The Stelvio expresses a new side to the crossover world than we could have ever imagined. The all-wheel drive system plays a crucial part in the balance and precision of handling. Every corner the Stelvio pushes itself through controlling its desire to oversteer. The transmission is always on point leaving the turbo to working at its peak performance without skipping a beat. And those massive brakes… they’re not there just to look pretty, the Stelvio massive braking power demands a skilled driver to push it to its limits.

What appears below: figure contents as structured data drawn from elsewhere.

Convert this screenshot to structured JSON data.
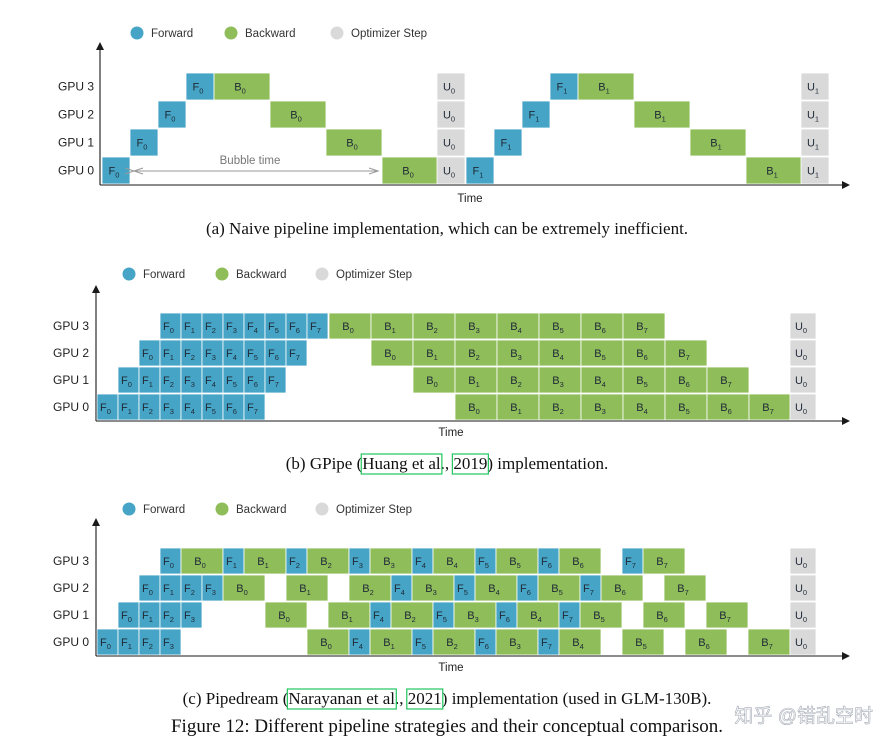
{
  "colors": {
    "forward": "#46a5c6",
    "backward": "#8fbd5a",
    "optimizer": "#d9d9d9",
    "axis": "#1a1a1a",
    "link_box": "#22c55e"
  },
  "watermark": "知乎 @错乱空时",
  "figure_caption": "Figure 12: Different pipeline strategies and their conceptual comparison.",
  "diagrams": [
    {
      "id": "a",
      "legend": [
        "Forward",
        "Backward",
        "Optimizer Step"
      ],
      "gpus": [
        "GPU 3",
        "GPU 2",
        "GPU 1",
        "GPU 0"
      ],
      "time_label": "Time",
      "bubble_label": "Bubble time",
      "caption": {
        "pre": "(a)  Naive pipeline implementation, which can be extremely inefficient.",
        "link1": "",
        "mid": "",
        "link2": "",
        "post": ""
      },
      "blocks": {
        "GPU 3": [
          [
            "F",
            "0"
          ],
          [
            "B",
            "0"
          ]
        ],
        "GPU 2": [
          [
            "F",
            "0"
          ],
          [
            "B",
            "0"
          ]
        ],
        "GPU 1": [
          [
            "F",
            "0"
          ],
          [
            "B",
            "0"
          ]
        ],
        "GPU 0": [
          [
            "F",
            "0"
          ],
          [
            "B",
            "0"
          ]
        ]
      },
      "optimizer": [
        "U",
        "0"
      ],
      "blocks2": {
        "GPU 3": [
          [
            "F",
            "1"
          ],
          [
            "B",
            "1"
          ]
        ],
        "GPU 2": [
          [
            "F",
            "1"
          ],
          [
            "B",
            "1"
          ]
        ],
        "GPU 1": [
          [
            "F",
            "1"
          ],
          [
            "B",
            "1"
          ]
        ],
        "GPU 0": [
          [
            "F",
            "1"
          ],
          [
            "B",
            "1"
          ]
        ]
      },
      "optimizer2": [
        "U",
        "1"
      ]
    },
    {
      "id": "b",
      "legend": [
        "Forward",
        "Backward",
        "Optimizer Step"
      ],
      "gpus": [
        "GPU 3",
        "GPU 2",
        "GPU 1",
        "GPU 0"
      ],
      "time_label": "Time",
      "caption": {
        "pre": "(b)  GPipe (",
        "link1": "Huang et al",
        "mid": "., ",
        "link2": "2019",
        "post": ") implementation."
      },
      "forward_subs": [
        "0",
        "1",
        "2",
        "3",
        "4",
        "5",
        "6",
        "7"
      ],
      "backward_subs": [
        "0",
        "1",
        "2",
        "3",
        "4",
        "5",
        "6",
        "7"
      ],
      "optimizer": [
        "U",
        "0"
      ]
    },
    {
      "id": "c",
      "legend": [
        "Forward",
        "Backward",
        "Optimizer Step"
      ],
      "gpus": [
        "GPU 3",
        "GPU 2",
        "GPU 1",
        "GPU 0"
      ],
      "time_label": "Time",
      "caption": {
        "pre": "(c)  Pipedream (",
        "link1": "Narayanan et al",
        "mid": "., ",
        "link2": "2021",
        "post": ") implementation (used in GLM-130B)."
      },
      "rows": {
        "GPU 3": [
          "F0",
          "B0",
          "F1",
          "B1",
          "F2",
          "B2",
          "F3",
          "B3",
          "F4",
          "B4",
          "F5",
          "B5",
          "F6",
          "B6",
          "F7",
          "B7"
        ],
        "GPU 2": [
          "F0",
          "F1",
          "F2",
          "F3",
          "B0",
          "B1",
          "B2",
          "F4",
          "B3",
          "F5",
          "B4",
          "F6",
          "B5",
          "F7",
          "B6",
          "B7"
        ],
        "GPU 1": [
          "F0",
          "F1",
          "F2",
          "F3",
          "B0",
          "B1",
          "F4",
          "B2",
          "F5",
          "B3",
          "F6",
          "B4",
          "F7",
          "B5",
          "B6",
          "B7"
        ],
        "GPU 0": [
          "F0",
          "F1",
          "F2",
          "F3",
          "B0",
          "F4",
          "B1",
          "F5",
          "B2",
          "F6",
          "B3",
          "F7",
          "B4",
          "B5",
          "B6",
          "B7"
        ]
      },
      "optimizer": [
        "U",
        "0"
      ]
    }
  ]
}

Everything about the Stelvio demands more. The harder it’s pushed, the more it demands. The suspension system, while absorbing most of the roads imperfections maintained body roll through the corners. We could feel the suspension working and preparing as the tires just kept gripping the asphalt like bees trapped in honey.
While not every commute to work has a mountain pass, the Stelvio upholds a premium assertiveness. It handles the bumps with ease – the steering is light and nimble under normal driving conditions. And while we managed to exceed 30 mpg on the highway, our total 22 mpg combined fuel economy resulted over 500 miles on a single tank of premium fuel – which is acceptable in our book considering its performance tendencies.
However, there is a drawback to owning an Alfa Romeo. Being a product of FCA (Fiat Chrysler Automobiles), the Stelvio may uphold a premium crossover price tag, but its price more exuberates its performance capabilities rather than its interior quality. While the Stelvio provides a well-executed, ergonomics design, its quality is that of a simple Chrysler product. Cheap plastics filled the interior like an early 90’s space shuttle and we’ve seen butter quality tactile buttons on a Fisher Price toy. Even the upgraded $900 Harman Kardon premium audio system exhibited odd speaker popping sounds. Not to worry though, if you like being on an airplane, than one would enjoy the obnoxious loud seat belt bong thats remanence an American Airlines fasten seat belt warning sign.
Granted though, the sport leather seats coddle us like a bug in rug providing the utmost comfort and support during our 800 miles of testing. The rear seats are able to fit a full size adult with lateral thigh support and can fold flat in a 60/40 fashion. And the infotainment system doesn’t feature the latest Apple CarPlay or Andriod Auto Connectivity, it is is relatively easy to navigate and use on the go.
Being the new kid on the block, Alfa has some pretty big steps to follow in. Considering companies like Audi and BMW have a serious brand loyalty – it’s going to take a lot more than its charming good looks for consumers to drive past the pesky German dealerships and onto Alfa’s lot. But just 5 minutes behind the wheel, and you’ll be like us, smitten, lusting after it like a 9th grader pining after a cheerleader. They’ll have to pry us out of the seat before we give it back.
|2018 Alfa Romeo Stelvio Ti Sport AWD:||$43,995|
|As Tested (including Options & Destination):||$54,090|
|2.0-liter Turbocharged Four-Cylinder – 280-Horsepower, 8-Speed Dual-Clutch Transmission – 0-60MPH: ±5.5 seconds|
|EPA MPG: 22/28/24 (City/Highway/Combined) – SSB Average: 22 MPG’s – Fuel Range: ±500 Miles|
If D is for Dynamic, what are N and A? This is a great ride and definitely a exclusive and unique vehicle out on the roadways today. If Alfa could address some of the noted fit & finish issues, I think this one shapes up to be a highly competitive candidate in its segment.
As you would guess N is for Normal. But A, well thats for Advance Efficiency.